LA SOCIETA' finlandese Viralg pare abbia la cura per il male che da tempo colpisce il mercato dell’entertainment (ma non le tasche dei consumatori!): il file sharing.
Il Peer-to-Peer (P2P) consente a due o a più utenti connessi a Internet di condividere e scambiare qualunque tipo di file gratuitamente. In pratica "condividono" file multimediali attraverso programmi freeware in circolazione: eMule, DC++, WinMX, Kazaa, Lopster, Soulseek e Morpheus solo per citarne alcuni. E innumerevoli sono gli utenti che, seppur illegalmente, adoperano questi client per scaricare mp3, film, software, immagini e quant’altro.
Inoltre, la diffusione sempre più capillare di connessioni a banda larga (DSL, HDSL e fibra ottica) ha senz’altro agevolato la crescita di questo “mercato nero” globale, a discapito delle aziende produttrici e in violazione della legge sul diritto d’autore.

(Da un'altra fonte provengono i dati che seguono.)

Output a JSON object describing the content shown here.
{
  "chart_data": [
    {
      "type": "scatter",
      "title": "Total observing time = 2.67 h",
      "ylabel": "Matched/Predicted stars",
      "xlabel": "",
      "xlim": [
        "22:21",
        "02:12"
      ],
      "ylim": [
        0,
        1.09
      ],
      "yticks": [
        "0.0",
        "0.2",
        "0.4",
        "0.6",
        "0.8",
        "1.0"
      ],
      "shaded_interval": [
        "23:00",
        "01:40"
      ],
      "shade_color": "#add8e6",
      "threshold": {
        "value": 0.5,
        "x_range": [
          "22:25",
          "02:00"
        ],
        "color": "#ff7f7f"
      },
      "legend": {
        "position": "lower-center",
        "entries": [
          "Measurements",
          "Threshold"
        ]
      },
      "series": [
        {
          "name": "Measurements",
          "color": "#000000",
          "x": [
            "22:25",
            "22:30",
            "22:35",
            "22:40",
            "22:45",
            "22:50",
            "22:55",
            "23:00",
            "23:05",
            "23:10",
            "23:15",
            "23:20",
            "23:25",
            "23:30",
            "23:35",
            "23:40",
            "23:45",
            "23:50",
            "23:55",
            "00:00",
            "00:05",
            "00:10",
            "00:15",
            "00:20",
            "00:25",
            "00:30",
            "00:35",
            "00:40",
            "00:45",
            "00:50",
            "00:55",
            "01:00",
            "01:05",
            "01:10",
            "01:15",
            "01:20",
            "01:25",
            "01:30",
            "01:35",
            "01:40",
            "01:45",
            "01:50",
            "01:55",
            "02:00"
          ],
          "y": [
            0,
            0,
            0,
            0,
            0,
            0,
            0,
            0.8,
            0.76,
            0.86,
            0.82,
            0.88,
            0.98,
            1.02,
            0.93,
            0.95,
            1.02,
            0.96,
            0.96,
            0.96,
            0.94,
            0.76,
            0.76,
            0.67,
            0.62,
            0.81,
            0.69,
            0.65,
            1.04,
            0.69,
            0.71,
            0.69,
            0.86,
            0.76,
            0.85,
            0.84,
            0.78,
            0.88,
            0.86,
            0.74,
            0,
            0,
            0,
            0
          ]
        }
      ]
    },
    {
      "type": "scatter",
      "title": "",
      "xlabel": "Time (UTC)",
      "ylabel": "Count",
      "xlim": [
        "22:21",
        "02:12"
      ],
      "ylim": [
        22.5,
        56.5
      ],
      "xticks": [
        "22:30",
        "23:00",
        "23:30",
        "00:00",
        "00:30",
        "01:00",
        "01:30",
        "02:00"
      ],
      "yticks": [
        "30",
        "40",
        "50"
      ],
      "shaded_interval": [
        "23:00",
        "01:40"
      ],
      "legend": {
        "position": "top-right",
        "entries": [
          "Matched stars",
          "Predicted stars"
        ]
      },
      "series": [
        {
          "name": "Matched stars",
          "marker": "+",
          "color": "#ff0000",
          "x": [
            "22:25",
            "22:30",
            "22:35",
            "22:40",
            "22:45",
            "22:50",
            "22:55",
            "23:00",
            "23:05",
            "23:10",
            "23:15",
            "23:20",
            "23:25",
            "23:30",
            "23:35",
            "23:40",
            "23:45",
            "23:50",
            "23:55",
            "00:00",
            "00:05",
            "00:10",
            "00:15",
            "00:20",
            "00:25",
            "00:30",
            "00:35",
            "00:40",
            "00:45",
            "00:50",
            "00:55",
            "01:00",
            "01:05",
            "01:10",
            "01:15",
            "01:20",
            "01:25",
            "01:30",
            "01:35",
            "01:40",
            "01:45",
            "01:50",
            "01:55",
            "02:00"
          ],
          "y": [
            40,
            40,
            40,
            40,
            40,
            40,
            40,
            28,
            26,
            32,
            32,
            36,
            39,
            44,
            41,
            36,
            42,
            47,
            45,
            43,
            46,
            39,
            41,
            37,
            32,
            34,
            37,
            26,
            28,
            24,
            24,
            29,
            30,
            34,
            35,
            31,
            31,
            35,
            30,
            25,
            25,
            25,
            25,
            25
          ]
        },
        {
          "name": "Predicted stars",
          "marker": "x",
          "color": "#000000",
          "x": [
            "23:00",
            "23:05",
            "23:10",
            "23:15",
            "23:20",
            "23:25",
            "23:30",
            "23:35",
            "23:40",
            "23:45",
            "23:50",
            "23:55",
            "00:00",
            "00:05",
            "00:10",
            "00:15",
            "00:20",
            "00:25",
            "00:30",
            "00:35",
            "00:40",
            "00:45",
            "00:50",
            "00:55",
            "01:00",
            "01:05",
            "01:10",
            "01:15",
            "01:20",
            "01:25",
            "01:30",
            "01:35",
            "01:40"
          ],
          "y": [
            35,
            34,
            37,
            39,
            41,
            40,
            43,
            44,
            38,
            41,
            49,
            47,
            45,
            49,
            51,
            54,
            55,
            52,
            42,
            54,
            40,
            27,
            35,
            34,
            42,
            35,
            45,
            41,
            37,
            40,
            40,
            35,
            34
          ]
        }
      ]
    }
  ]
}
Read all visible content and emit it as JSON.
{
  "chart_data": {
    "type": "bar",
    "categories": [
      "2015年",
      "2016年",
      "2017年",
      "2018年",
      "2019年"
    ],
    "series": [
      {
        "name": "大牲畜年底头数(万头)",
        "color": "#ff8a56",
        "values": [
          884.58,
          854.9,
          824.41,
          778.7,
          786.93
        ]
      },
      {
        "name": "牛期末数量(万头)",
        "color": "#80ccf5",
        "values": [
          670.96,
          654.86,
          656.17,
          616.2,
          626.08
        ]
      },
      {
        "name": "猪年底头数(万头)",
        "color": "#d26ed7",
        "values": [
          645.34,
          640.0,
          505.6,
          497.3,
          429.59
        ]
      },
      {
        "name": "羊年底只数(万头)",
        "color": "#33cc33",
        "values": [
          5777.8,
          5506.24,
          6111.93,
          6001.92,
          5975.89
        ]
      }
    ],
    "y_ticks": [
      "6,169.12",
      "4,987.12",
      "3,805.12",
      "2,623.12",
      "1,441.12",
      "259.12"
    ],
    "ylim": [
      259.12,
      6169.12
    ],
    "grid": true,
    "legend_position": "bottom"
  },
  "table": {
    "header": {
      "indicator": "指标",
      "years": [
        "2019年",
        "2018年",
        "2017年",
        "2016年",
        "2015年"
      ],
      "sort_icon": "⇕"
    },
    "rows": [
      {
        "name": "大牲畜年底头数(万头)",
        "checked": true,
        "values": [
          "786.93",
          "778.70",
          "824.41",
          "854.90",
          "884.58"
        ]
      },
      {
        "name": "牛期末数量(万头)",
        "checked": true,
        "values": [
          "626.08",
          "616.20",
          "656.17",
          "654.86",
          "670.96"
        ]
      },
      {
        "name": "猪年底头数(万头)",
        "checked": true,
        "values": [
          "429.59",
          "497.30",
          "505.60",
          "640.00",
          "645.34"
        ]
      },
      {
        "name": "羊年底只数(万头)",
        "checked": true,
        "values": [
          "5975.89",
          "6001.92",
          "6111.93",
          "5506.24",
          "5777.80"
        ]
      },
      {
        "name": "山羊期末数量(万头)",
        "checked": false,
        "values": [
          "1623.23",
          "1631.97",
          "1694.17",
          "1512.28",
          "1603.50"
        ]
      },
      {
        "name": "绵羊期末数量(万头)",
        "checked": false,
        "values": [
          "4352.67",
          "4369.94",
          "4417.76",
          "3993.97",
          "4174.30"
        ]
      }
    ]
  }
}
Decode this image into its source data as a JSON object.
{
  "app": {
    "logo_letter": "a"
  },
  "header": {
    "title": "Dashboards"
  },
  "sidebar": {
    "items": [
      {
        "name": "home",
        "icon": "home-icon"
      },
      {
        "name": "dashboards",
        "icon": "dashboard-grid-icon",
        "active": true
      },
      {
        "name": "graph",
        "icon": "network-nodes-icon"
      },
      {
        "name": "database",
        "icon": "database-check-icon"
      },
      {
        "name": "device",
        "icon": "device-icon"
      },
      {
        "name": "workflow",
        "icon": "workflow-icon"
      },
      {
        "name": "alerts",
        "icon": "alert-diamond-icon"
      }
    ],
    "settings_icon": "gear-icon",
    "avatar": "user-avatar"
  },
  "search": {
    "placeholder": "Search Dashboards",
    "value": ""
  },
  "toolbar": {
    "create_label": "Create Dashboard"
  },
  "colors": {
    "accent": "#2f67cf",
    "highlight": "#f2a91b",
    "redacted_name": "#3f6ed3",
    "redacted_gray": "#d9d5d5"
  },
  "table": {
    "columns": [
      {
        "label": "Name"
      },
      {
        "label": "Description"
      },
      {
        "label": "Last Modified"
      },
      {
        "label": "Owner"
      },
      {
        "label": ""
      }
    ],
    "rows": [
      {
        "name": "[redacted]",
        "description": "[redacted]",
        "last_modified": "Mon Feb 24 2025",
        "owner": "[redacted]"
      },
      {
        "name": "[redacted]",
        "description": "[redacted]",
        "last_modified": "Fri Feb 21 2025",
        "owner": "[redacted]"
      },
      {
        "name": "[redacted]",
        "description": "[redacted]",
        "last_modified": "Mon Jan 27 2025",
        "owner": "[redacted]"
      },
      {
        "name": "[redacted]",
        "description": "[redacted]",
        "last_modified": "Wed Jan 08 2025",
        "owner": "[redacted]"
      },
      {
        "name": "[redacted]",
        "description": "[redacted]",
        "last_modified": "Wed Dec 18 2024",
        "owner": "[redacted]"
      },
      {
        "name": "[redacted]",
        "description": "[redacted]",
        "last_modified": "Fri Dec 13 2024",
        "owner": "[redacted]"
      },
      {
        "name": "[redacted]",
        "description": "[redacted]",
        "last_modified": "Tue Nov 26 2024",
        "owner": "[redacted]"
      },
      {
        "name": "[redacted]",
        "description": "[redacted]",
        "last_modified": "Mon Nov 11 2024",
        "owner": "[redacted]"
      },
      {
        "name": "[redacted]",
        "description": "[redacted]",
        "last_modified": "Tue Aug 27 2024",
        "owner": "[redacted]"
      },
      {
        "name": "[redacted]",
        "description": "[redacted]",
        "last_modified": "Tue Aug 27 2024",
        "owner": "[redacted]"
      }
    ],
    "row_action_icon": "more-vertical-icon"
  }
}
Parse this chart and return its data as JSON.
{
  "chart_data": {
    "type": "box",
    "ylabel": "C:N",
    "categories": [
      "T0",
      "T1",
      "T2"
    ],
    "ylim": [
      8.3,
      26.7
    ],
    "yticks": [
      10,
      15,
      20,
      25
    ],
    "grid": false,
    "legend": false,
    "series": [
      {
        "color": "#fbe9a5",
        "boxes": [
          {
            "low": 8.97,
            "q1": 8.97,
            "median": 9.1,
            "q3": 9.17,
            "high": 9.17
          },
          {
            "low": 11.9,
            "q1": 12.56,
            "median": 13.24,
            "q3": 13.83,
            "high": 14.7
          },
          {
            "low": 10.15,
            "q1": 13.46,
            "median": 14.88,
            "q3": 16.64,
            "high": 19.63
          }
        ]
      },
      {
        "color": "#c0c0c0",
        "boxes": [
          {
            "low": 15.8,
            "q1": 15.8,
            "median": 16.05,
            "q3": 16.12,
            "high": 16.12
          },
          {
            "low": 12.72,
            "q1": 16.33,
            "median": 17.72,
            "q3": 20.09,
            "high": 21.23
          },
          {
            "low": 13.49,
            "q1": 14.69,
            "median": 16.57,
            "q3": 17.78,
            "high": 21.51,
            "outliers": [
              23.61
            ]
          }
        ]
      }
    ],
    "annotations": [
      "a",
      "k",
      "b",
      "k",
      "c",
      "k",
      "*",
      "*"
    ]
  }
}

Per arginare il problema, la prima reazione delle major fu quella di denunciare e far chiudere i battenti al capostipite del file sharing, Napster, accusato di favorire lo scambio illegale di file mettendo a disposizione un intero database. I suoi successori hanno tuttavia superato il problema eliminando il database dai server e permettendo agli utenti di entrare direttamente in contatto tra loro, secondo una logica “punto a punto”.
Da allora nel mirino delle major sono i singoli utenti, i cosiddetti “pirati informatici”, rei di alimentare quest’anarchia attraverso la condivisione dei propri file. E non sono mancate le denunce.
Nel 2004 in Italia grande scalpore e agitazione causò il decreto legge Urbani, un provvedimento pilota contro la pirateria approvato dal governo, che stabiliva delle sanzioni penali ed amministrative per chi condivideva (e scaricava) film in rete. Successivamente il decreto è stato trasformato in legge con modifiche dell’ultimo momento che ne hanno ammorbidito il carattere sanzionatorio: “è punito chiunque a fini di lucro abusivamente duplica, riproduce, trasmette o diffonde in pubblico con qualsiasi procedimento, in tutto o in parte, un’opera dell’ingegno”, garantendo dunque piena liceità a coloro che ne fanno uso personale.
L’arma di ultima generazione ideata per combattere il P2P arriva dalla finlandese Viralg, una softwarehouse determinata a lanciare un nuovo sistema di protezione che assicura farebbe passare la voglia di scaricare anche al più accanito dei downloader: “La nostra tecnologia colpisce soltanto il pirata, che si ritroverà con un file inutilizzabile al posto del videogioco, del CD o del film".
Stiamo parlando del file scrambling, una tecnologia che utilizza gli hash dei file (firme digitali che identificano univocamente i file nel P2P) per creare delle copie inesatte dei contenuti protetti, mantenedone inalterati i codici identificativi. In parole povere: ore e ore di coda per terminare un download e poi scoprire che quel file è corrotto!
Il tribunale finlandese ha da poco dichiarato legale il sistema ed il file scrambling è già stato brevettato e sperimentato da alcuni importanti produttori.
Ci si domanda allora: Che futuro potrà avere il file scrambling qui in Italia, visto che andrebbe contro il reato di falsificazione, alterazione o soppressione del contenuto di comunicazioni informatiche o telematiche (art. 617 del codice penale)?